Transgender people ain’t necessarily homosexual people
By Autumn Sandeen
Today I read an article in the Argus (A California bay area newspaper) entitled “Homosexuals Important In Society,” by PFLAG’s Pat Skillen. As a transgender person, I was frustrated a bit by the title and the message of the article; the writer used the acronym GLBT throughout the piece, referenced murdered transgender teen Gwen Araujo, but associated the term GLBT only with being homosexual.
For example, one quote from the article was “Why do we need to remind everyone homosexuals always have been and remain an important part of our society?” Well, I and many other people don’t primarily identify as a homosexual, gay, lesbian, bisexual–or heterosexual for that matter–we primarily identify as transsexual, genderqueer, intersexed, intergender, etc. Many trans people embrace the term “transgender” as our community descriptor, using transgender as an umbrella term to describe us folk who don’t completely fit into binary gender system of only male and female. 

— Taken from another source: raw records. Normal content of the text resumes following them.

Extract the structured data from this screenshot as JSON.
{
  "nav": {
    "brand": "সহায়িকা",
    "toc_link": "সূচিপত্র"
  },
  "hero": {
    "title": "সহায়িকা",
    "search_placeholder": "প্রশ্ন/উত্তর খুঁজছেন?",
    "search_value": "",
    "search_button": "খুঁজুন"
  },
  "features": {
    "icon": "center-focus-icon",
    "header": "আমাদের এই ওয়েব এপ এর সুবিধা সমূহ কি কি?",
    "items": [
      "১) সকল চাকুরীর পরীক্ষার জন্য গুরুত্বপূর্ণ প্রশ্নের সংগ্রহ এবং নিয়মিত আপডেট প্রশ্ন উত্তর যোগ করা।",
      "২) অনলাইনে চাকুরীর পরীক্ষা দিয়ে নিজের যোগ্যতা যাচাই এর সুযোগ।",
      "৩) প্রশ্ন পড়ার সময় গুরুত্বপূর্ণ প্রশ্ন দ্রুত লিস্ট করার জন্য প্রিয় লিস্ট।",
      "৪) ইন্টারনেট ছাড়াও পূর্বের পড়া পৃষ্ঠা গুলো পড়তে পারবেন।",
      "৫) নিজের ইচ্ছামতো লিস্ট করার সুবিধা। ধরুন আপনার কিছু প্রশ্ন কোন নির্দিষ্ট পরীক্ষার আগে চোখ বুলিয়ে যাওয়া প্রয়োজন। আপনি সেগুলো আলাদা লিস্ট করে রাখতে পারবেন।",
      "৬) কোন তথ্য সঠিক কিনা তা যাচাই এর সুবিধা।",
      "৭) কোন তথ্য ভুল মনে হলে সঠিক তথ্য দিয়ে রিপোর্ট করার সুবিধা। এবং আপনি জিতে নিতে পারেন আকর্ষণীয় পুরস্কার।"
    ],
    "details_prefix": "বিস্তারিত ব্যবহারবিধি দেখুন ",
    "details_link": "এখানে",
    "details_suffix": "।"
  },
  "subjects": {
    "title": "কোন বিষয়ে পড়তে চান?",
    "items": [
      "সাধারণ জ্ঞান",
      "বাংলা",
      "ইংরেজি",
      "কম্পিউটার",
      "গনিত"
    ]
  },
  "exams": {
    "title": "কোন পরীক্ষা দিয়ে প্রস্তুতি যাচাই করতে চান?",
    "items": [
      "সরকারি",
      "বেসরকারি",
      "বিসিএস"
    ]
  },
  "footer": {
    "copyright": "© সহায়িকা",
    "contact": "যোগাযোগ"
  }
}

Gwen Araujo’s name was brought up in the Homosexuals important in society article. Gwen’s attackers may have seen her as homosexual male, but it’s clear (from many news sources) that she saw herself as a heterosexual female. The Homosexuals important in society article’s question of “Why do we need to remind everyone homosexuals always have been and remain an important part of our society?” doesn’t really apply to transgender people like Gwen and me. A better statement would have been “Why do we need to remind everyone homosexual and transgender people always have been–and remain–an important part of our society?”
I’d like to tell Pat that while many transgender people want to be part of the larger GLBT community, we’d like our lives to be recognized as transgender lives–not as homosexual lives.
My apologies if this sounds like a nitpicky complaint to many. I can assure you; however, that this is not a small issue to many transgender people (for example “Re: Putting the T in LGBT,”) The term transgender is actually a misnomer and the problem lies in the fact that we have confused the ideas of sex and gender. Sex is what we do with our bodies – it’s physical. Gender on the other hand is an identity – what our bodies actually are.
 Autumn Sandeen identifies as a male-to-female transsexual/lesbian-leaning asexual–and that’s asexual in terms of not sexual, not asexual in terms of bisexual or pansexual.